Architectures of Colonialism Constructed Histories, Conflicting Memories

International Online Conference, 16 to 19 June 2021 BTU Cottbus-Senftenberg

17 June 2021 14:00 Colonizing Space and Time

Architecture and Expression of Authority: The Achaemenid Persian Empire in the Caucuses

Kamyar Abdi (Shahid Beheshti University), Faezeh Dadfar (Macquarie University)

Columned halls are considered one of the most important symbols of imperial ideology in the Achaemenid Persian Empire (ca. 550–330 BCE). Achaemenids adopted this particular architectural feature from earlier architectural traditions of the region and developed them into a much larger, imperial, scale. While massive columned halls in imperial Achaemenid capitals (e.g., Pasargadae, Susa, and Persepolis) were part of royal residences, smaller versions of these architectural features in provinces of the empire served as both the seats of the local governors, as well as expressions of the imperial authority. Archaeological research in the Caucuses has revealed a fairly sizeable number of architectural complexes with columned halls in this region. This is not surprising given that columned halls were an integral part of the architecture of power in the Caucuses before the rise of the Achaemenids. In fact, some of the older columned halls in the region were restored and reused by the Achaemenids when they annexed the Caucuses to their newly established Empire, while new ones were built throughout the region to express the imperial authority in a territory colonized by the Achaemenids.
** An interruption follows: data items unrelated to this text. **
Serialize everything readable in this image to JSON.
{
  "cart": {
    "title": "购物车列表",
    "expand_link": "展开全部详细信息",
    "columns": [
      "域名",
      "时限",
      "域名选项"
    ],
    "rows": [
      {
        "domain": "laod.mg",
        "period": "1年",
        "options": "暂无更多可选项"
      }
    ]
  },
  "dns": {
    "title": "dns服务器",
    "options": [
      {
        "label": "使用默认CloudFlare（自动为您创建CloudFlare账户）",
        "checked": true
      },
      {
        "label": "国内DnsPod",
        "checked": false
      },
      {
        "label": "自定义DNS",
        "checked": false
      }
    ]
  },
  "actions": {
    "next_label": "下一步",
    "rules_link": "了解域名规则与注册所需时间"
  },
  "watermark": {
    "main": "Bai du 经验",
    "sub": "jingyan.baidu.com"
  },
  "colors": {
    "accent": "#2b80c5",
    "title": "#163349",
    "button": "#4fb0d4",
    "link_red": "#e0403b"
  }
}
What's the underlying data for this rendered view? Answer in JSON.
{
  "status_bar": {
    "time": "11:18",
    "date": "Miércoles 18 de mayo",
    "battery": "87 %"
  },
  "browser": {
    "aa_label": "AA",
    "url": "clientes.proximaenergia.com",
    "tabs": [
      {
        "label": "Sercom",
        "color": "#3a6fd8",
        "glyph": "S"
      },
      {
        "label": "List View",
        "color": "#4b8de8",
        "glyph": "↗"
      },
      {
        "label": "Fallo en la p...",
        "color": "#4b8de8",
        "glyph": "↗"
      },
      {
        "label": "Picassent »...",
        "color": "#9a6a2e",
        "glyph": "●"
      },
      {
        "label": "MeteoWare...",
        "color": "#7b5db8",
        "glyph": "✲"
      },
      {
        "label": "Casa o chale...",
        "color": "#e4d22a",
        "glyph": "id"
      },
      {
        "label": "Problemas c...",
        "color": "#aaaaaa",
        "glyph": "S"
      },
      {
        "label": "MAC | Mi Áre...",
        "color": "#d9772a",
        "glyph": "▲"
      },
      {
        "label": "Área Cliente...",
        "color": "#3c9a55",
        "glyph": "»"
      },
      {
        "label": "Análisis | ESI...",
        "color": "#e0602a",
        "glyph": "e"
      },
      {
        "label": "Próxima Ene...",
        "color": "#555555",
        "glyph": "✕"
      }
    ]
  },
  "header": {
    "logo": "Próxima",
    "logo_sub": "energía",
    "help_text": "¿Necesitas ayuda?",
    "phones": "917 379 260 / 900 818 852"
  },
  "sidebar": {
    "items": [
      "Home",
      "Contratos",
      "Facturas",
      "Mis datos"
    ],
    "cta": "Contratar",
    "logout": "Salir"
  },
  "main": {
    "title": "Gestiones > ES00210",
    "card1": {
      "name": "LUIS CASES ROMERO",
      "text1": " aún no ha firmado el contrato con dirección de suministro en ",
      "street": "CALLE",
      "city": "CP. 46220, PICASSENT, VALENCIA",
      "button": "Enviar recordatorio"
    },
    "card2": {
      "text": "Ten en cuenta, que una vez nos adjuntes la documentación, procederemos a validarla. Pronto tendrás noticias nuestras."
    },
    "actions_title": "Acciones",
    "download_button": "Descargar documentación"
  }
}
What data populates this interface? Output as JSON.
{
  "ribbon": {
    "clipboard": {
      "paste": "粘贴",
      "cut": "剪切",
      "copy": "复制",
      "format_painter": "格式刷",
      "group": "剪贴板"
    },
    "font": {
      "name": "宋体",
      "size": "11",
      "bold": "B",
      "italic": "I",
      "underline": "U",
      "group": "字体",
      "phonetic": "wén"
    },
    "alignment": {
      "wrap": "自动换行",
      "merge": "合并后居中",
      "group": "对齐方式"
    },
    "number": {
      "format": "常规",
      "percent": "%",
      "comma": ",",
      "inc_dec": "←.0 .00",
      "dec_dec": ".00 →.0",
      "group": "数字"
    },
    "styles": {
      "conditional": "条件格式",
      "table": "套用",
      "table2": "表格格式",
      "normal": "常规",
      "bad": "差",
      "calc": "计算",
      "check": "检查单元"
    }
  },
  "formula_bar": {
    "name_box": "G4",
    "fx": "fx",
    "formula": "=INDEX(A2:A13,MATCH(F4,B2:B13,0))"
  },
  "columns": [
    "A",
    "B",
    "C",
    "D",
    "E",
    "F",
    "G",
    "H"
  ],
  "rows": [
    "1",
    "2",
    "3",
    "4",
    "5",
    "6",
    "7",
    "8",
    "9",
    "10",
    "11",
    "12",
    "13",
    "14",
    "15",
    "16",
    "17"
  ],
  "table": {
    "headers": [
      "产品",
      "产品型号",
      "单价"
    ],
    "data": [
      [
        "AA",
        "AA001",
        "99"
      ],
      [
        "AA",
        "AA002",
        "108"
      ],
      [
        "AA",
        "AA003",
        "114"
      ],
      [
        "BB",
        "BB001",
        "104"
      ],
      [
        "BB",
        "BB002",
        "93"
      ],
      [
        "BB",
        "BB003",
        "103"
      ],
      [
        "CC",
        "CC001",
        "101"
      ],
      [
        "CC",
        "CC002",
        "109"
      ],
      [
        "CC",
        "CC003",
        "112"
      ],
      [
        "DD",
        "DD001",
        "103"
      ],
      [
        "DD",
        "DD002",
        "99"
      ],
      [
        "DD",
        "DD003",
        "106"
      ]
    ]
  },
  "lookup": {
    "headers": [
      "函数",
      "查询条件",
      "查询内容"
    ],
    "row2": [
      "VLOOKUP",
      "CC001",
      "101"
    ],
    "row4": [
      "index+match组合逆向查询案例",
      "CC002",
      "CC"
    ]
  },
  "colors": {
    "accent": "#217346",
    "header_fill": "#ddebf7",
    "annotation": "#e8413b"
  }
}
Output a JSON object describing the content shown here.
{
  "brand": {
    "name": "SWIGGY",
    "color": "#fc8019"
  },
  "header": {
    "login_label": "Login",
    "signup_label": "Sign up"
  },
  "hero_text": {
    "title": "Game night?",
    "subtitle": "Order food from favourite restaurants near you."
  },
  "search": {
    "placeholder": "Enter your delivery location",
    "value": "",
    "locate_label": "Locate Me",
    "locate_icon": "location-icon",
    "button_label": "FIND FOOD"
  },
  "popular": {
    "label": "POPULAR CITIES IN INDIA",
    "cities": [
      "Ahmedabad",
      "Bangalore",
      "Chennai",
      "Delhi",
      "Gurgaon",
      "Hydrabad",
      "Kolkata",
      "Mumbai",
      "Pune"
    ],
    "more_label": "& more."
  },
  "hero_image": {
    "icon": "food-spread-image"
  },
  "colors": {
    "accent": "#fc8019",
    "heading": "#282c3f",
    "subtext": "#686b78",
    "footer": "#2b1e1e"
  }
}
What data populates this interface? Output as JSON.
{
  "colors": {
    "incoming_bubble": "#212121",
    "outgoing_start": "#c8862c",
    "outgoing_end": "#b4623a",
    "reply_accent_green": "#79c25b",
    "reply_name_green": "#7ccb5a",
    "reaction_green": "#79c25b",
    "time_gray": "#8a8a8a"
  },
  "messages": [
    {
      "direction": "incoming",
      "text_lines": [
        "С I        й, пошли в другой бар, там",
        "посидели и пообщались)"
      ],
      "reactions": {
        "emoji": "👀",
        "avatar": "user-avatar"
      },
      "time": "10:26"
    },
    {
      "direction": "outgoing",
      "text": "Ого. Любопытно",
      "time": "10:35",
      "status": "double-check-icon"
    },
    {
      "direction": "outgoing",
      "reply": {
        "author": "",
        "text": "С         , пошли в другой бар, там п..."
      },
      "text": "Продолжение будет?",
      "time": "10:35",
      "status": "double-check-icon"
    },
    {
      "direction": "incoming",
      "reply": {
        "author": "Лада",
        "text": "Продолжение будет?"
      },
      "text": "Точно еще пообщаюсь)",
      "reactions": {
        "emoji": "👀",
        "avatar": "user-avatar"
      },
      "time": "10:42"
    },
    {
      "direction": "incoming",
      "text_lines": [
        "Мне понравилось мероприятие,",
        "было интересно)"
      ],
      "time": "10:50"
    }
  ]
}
We propose that the columned halls in the Caucuses were built in conjunction with a systematic program of restructuring the region with a new (Armenian) ethnic identity with close ties with the Persian overlords. This program of “Persianization” of the Caucuses seems to have paid off, for long after the fall of the Achaemenids, during the time of the later Iranian empires (the Arsacids and the Sasanids) (ca. 220 BCE–651 CE), the identity planted by the Achemenids played a vital role in conflicts with the Roman and Byzantine empires over the control of this strategic region.

Kamyar Abdi is a professor of archaeology at Shahid Beheshti University, Tehran, Iran. Abdi earned his BA in Archaeology from Tehran University (1992), his MA in Near Eastern Languages and Civilizations from the University of Chicago (1996), and his PhD in Anthropological Archaeology from the University of Michigan (2002). After years of teaching in the US, he returned to Iran in 2017 to pursue his career as an active field archaeologist. He has directed many field projects in Iran and has worked in archaeological expeditions in the US, Turkey, and Guatemala. Abdi has published on a range of topics, including the archaeology of nomadic societies in Iran, the history and politics of Iranian archaeology, and pre-Islamic Iranian polities.

Faezeh Dadfar is an archaeology graduate from Tehran University and Tarbiat Modarres University, two of the top universities in Iran. She is a future PhD candidate in Ancient History at Macquarie University in Sydney, Australia (starting October 2021). Dadfar has been a co-researcher in grant-winning research projects in the Iran National Museum, Bagh Negarestan Museum, and Reza Abbasi Museum. She has participated in archaeological expeditions at Susa, Deh-Luran Plain, Komishani, and Zagheh in Iran and Kotayk and Vayots Dzor in Armenia. Having studied archaeology for nearly a decade, her studies are mainly focused on the dynamics and shared patterns of power in economic and political centres in ancient Iran and its neighbouring regions.